When the Courts will grant relief from sanctions for late costs budgets

In Mott & Anor v Long & Anor [2017] EWHC 2130 (TCC), the defendants applied for permission to be able to rely on their costs budget, which was filed some 10 days late (an earlier costs budget was not filed due to IT problems, although the defendants’ solicitors thought it had been filed). HHJ Grant held (applying the principles laid down in Denton v TH White Ltd [2014] EWCA Civ 906) that the delay here was serious or significant, in part because “lateness in serving a cost budget has the capacity to prejudice the very process of cooperation in the cost budgeting process which the rules are designed to achieve” (paragraph 21). Furthermore, although IT failures can amount to a good reason, the defendants had not established a good reason on the evidence, no witness statement from someone in the solicitors’ IT department having been produced.

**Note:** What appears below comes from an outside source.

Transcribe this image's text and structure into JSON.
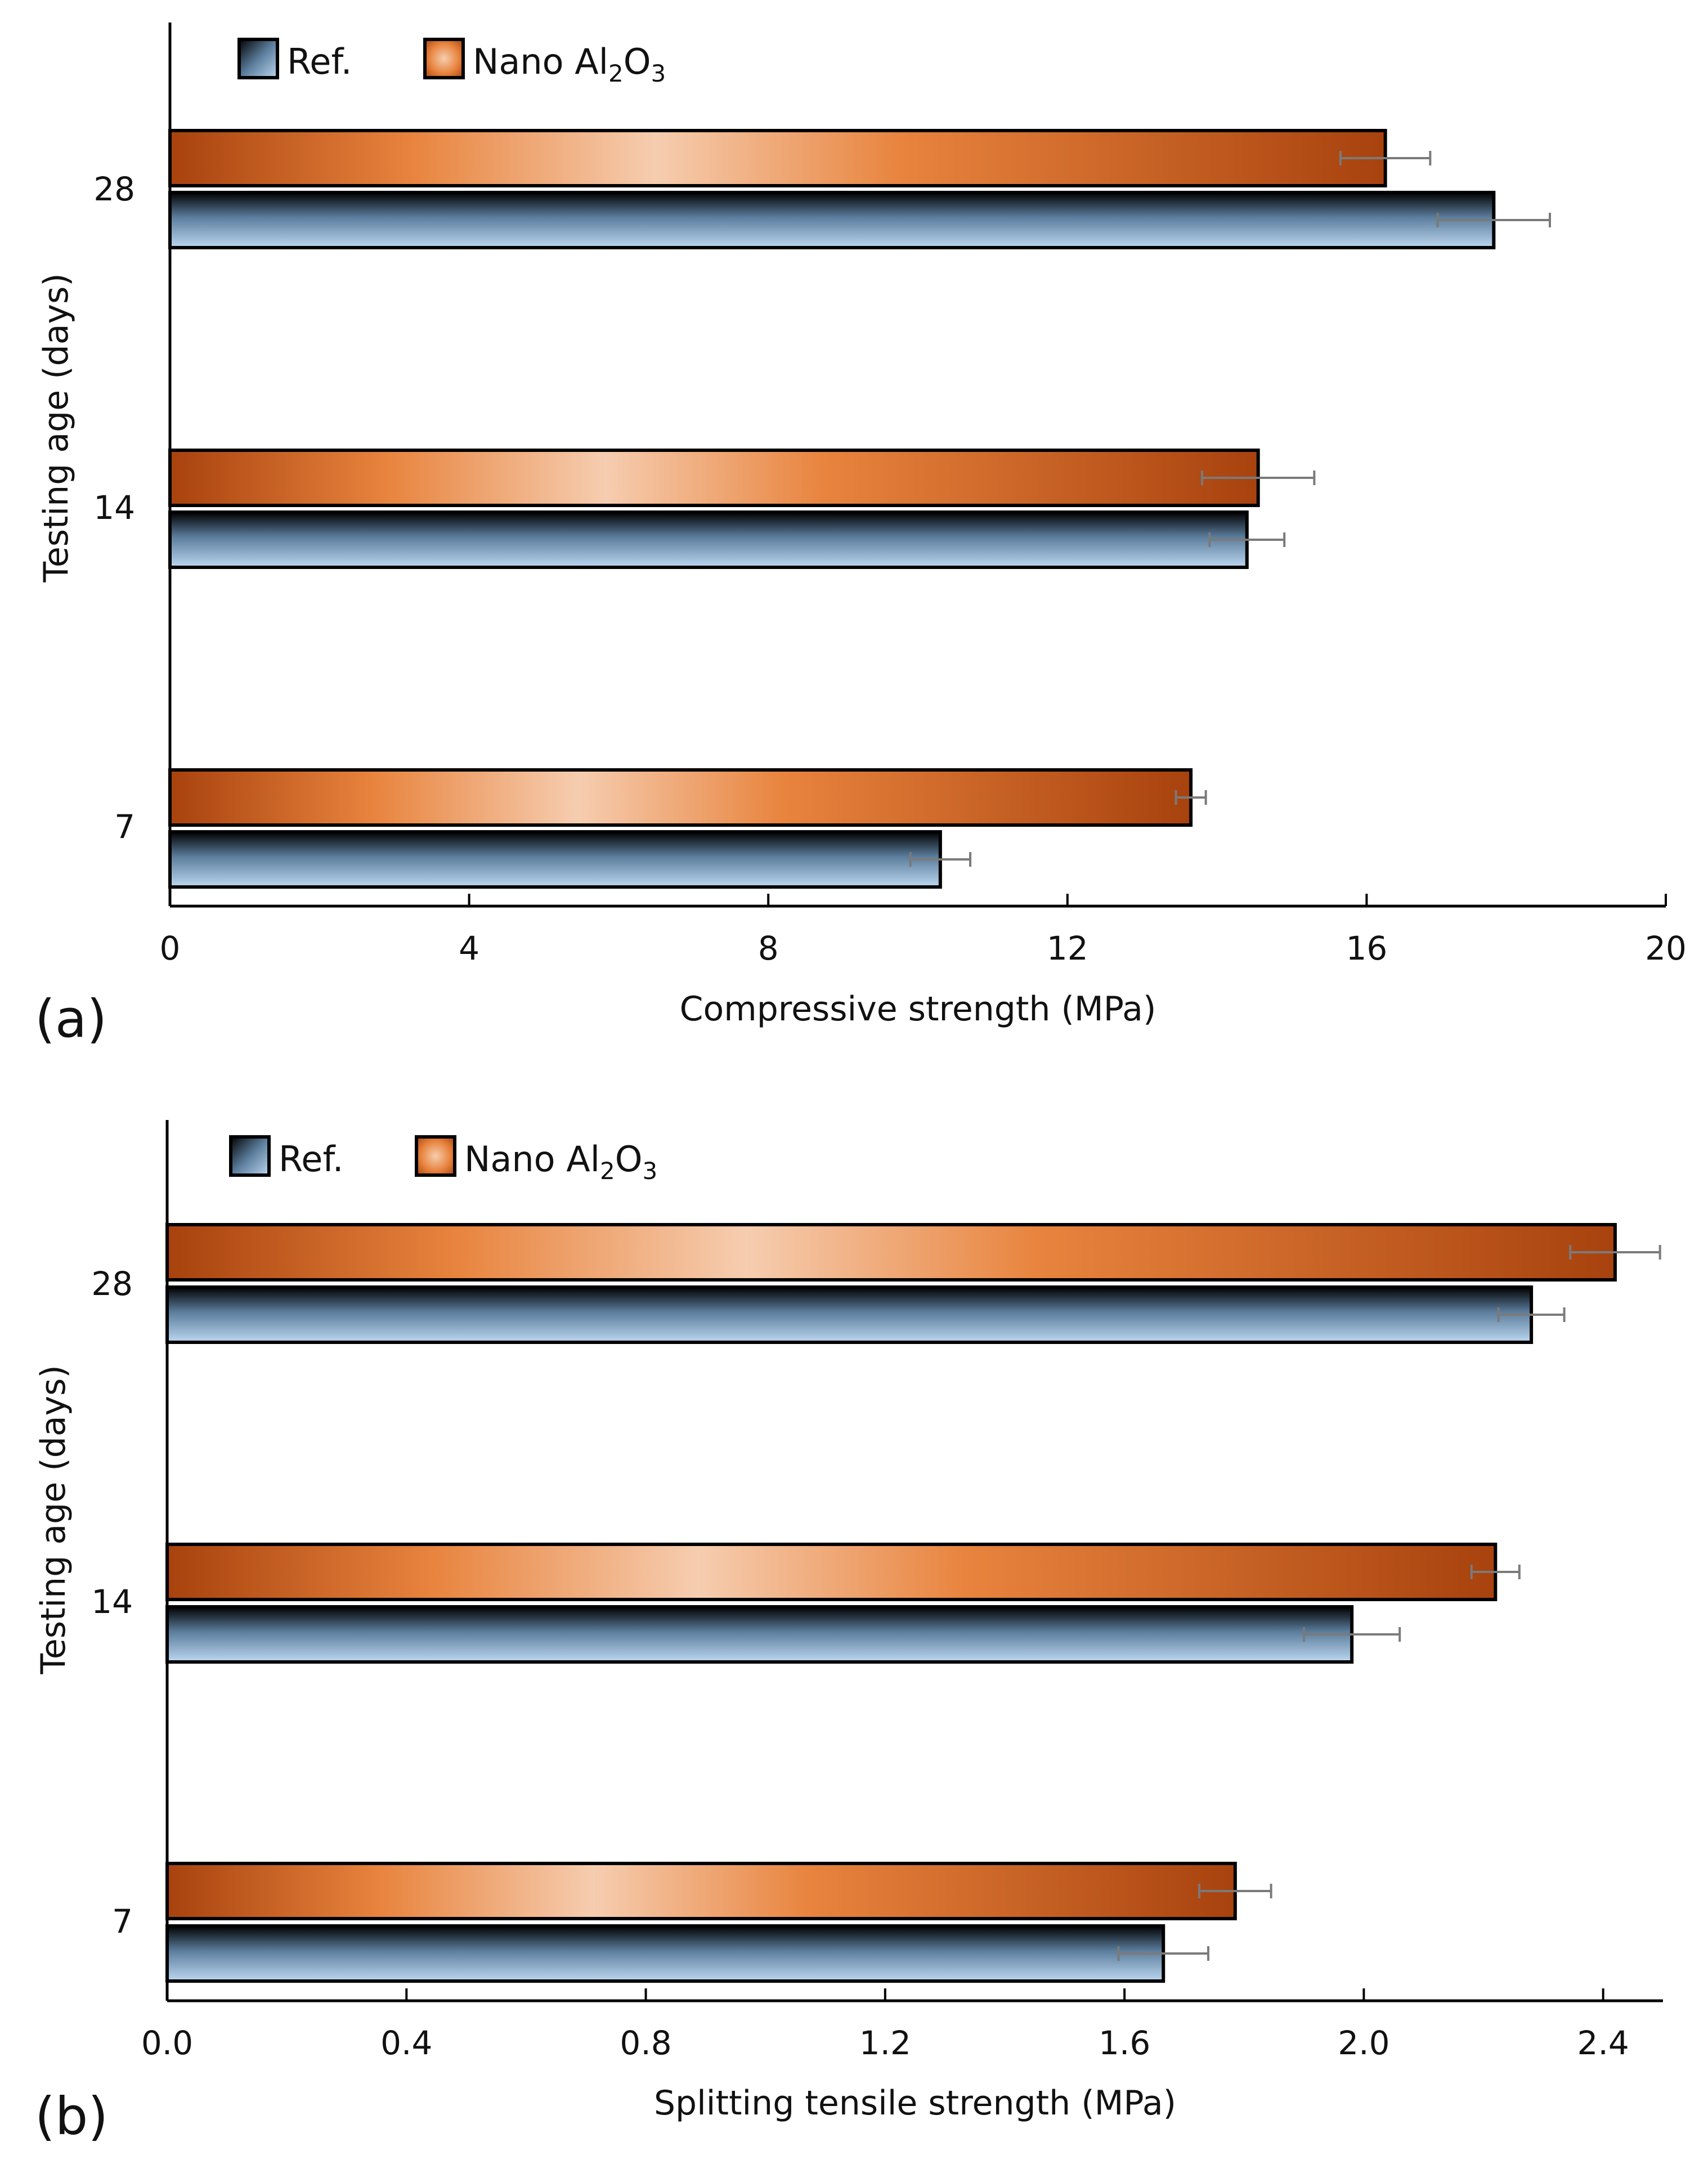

However, the judge was prepared to grant relief taking into account all the circumstances in the case. The costs budget had now been served (some nine days before the CMC) and, importantly, there was a significant difference between the figures in the costs budgets for the claimants and the defendants. That was because of a difference in approach between the parties, e.g. the claimants wanted to adduce expert evidence from two categories of expert, the defendants from only one. It was possible that the parties might not have been able to agree these matters and so would have had to make oral submissions at the CMC (with a revised costs budget likely to then be ordered): “In those circumstances, the process of cost budgeting would not have been completed today in any event… The fact that the parties are now in precisely the same procedural position in which they would have been so far as the process of cost budgeting is concerned, had the defendants served their cost budget in time, is a highly significant circumstance in the case, and one to which the court should have proper regard” (paragraph 35).

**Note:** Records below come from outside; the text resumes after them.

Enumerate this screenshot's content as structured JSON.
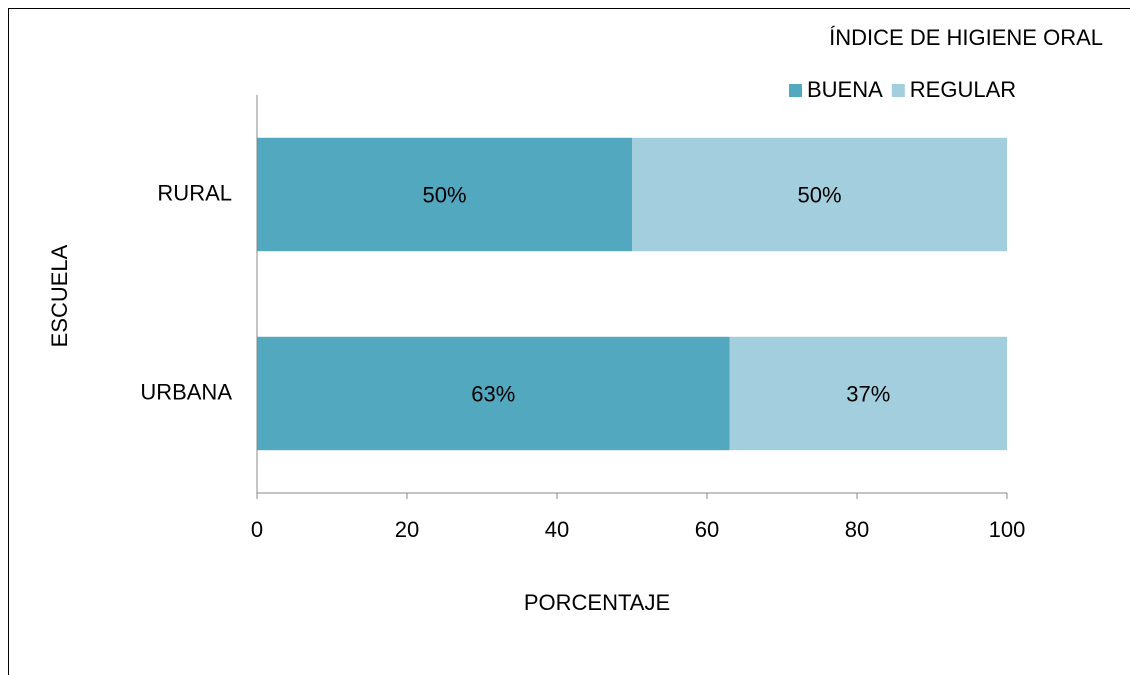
{
  "chart_data": {
    "type": "bar",
    "orientation": "horizontal",
    "stacked": true,
    "legend_title": "ÍNDICE DE HIGIENE ORAL",
    "x_label": "PORCENTAJE",
    "y_label": "ESCUELA",
    "categories": [
      "RURAL",
      "URBANA"
    ],
    "series": [
      {
        "name": "BUENA",
        "color": "#52a8bf",
        "values": [
          50,
          63
        ],
        "value_labels": [
          "50%",
          "63%"
        ]
      },
      {
        "name": "REGULAR",
        "color": "#a3cedd",
        "values": [
          50,
          37
        ],
        "value_labels": [
          "50%",
          "37%"
        ]
      }
    ],
    "xlim": [
      0,
      100
    ],
    "xticks": [
      0,
      20,
      40,
      60,
      80,
      100
    ],
    "grid": false,
    "legend": "top-right"
  }
}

By contrast, in Lakhani & Anor v Mahmud & Ors [2017] EWHC 1713 (ch), it was found that a district judge did not err in refusing relief from sanctions where costs budget were filed a day late. The automatic consequence for the defendants filing a late cost budget under the rules is that they cannot recover any more than court costs if they win, unless relief from sanctions is permitted. The district judge refused to grant relief and so the defendants appealed. That appeal was dismissed. The defendants argued that the breach had not been serious because the parties had still been able to engage in debate about the costs estimates and there was little dispute about the defendants’ costs (which were estimated to be about half of the claimants’ budget).

It was held that the district judge had not erred in finding that the breach was serious (the appeal from that decision was a review, and not a rehearing, by the appeal court). Whilst the actual impact on the ability to perform a task required by an order is very important, the authorities do not suggest that it is the overriding factor: “In my judgment, in evaluating the seriousness of breach, a court is entitled to consider the risk of difficulty that the failure to meet a deadline has created even if, in the event, it has been possible to perform the task required, notwithstanding the breach. That is particularly legitimate in the case of orders whose performance requires a degree of co-operation because, in such cases, even though it may be possible for the non-defaulting party still to do what is required as well, it may make it more inconvenient and costly, since extra time may need to be made available. That may be all the more so, if the number of effective working days to complete a co-operative task is limited, thereby reducing flexibility” (paragraph 37).

The judge was also entitled to take into account the distraction caused by a debate between the solicitors as to whether the time limit had been breached: “if a party in breach takes rapid and reasonable steps to minimise the impact of any default on the opposite party and the court, the court may conclude that a minor breach has been kept minor … leading to it being treated as less serious” (paragraph 45).

Nor had there been any reasonable excuse for the default. The defendants’ solicitors had miscalculated the time for filing the costs budget and: “while it is true that some judges may have taken a more charitable view as to the calculation of time and whether days had to be clear or not, I am unable to say that the judge’s evaluation was clearly wrong in this case” (paragraph 55). Although an error by a legal representative can provide support for the grant of relief against sanctions, this factor did not have to be treated as of significance in this case.